Hebrews 12:2 — Fixing our eyes on Jesus, the pioneer and perfecter of faith. For the joy set before him he endured the cross, scorning its shame, and sat down at the right hand of the throne of God.
Some mornings I don’t wake up choosing joy. I wake up choosing survival. The bills are lined up like they own the place. The phone rings. Bad news.
And it has had me thinking a lot about joy lately—how it’s not the same thing as happiness.
Because where I fix my eyes determines what fills my heart.
Happiness comes and goes with the weather of our lives. When good news rolls in, we smile. But when bad news comes, that smile gets slapped clean off.
But joy doesn’t work that way. And I’m so grateful for that. If I think for a minute it does, I just have to remember the cross.
There outside Jerusalem there was blood, dust, and mockery. Jesus is hurting and suffocating with people spitting at Him. And here’s what gets me: He stayed.

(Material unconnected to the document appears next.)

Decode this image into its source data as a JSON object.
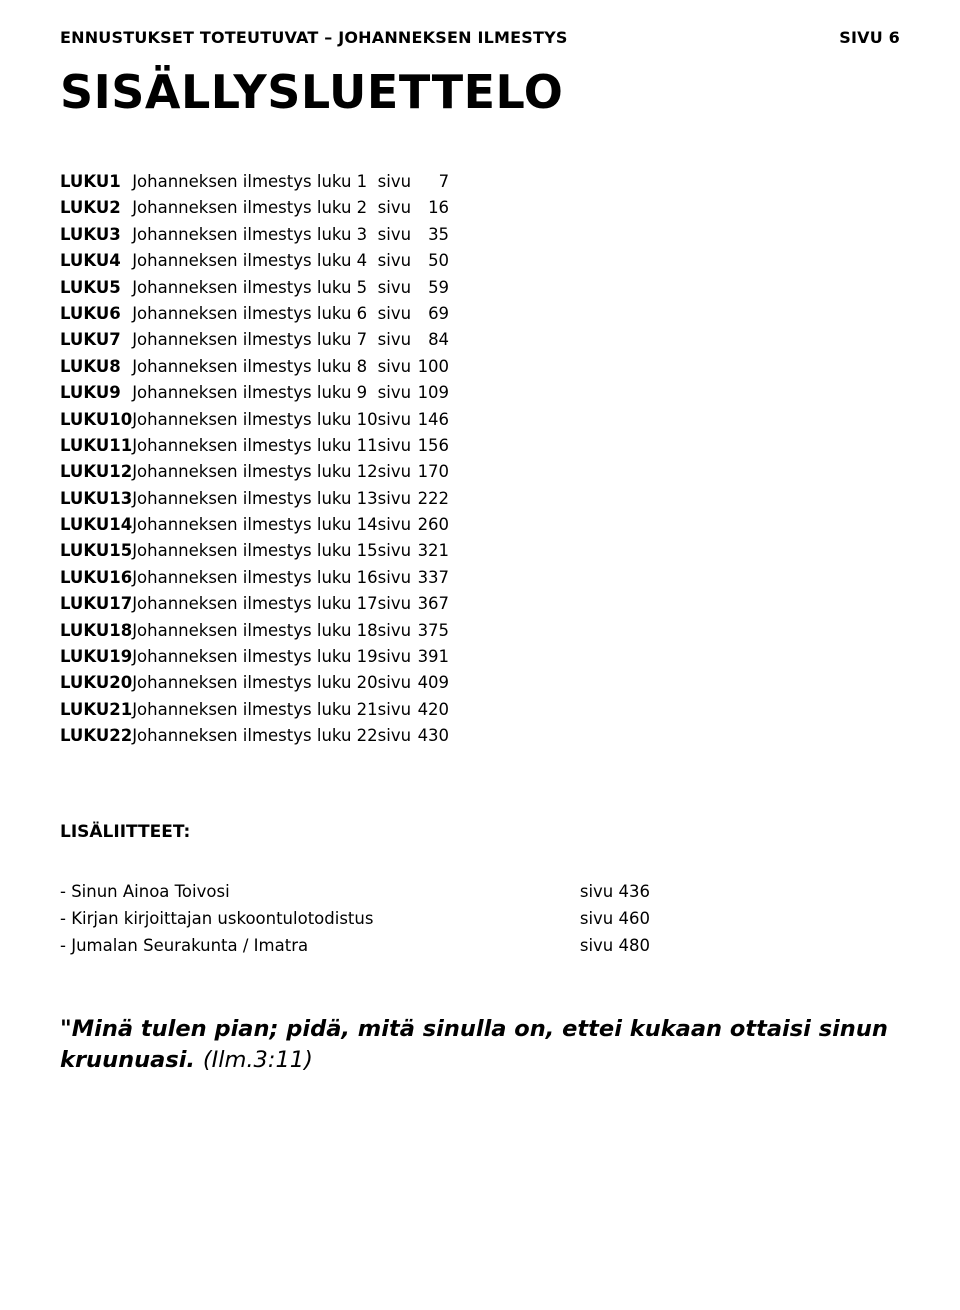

He didn’t have to. He could have stepped down and said, “Father, this is not what I signed up for.” Angels would have swooped down to get him off the cross, but He didn’t.
He chose to endure the cross “for the joy set before Him.” That’s how scripture puts it.
There was nothing happy about crucifixion. No comfort or applause. Yet Jesus saw joy on the horizon. You see, joy is not tied to what’s happening around you or to you; it’s anchored to what God is doing beyond you and through you.
The cross was agony, but it wasn’t pointless. Jesus endured because He knew the story didn’t end with a grave. No, Jesus saw redemption. He saw us brought home.
If joy was the same as happiness, He could not have carried it with Him to Golgotha. That means joy isn’t fragile. It’s rooted in certainty. It’s rooted in resurrection and the finished work of our Savior.
And if Jesus could hold onto joy, then my hardest days don’t get to steal it from me either. So, when I feel heavy, I lift my eyes to the old rugged cross, and I walk into the day with joy.
I hope you will too.
A MOMENT TO REFLECT
- When you wake up feeling overwhelmed, what do your thoughts naturally fixate on?
- How have you experienced the difference between happiness and joy in your own life?
- What does it practically look like for you to “fix your eyes on Jesus” in a hard moment?
- Where might God be inviting you to trust that He is working beyond what you can see?
- How would your day change if your joy was rooted in what Jesus has already finished?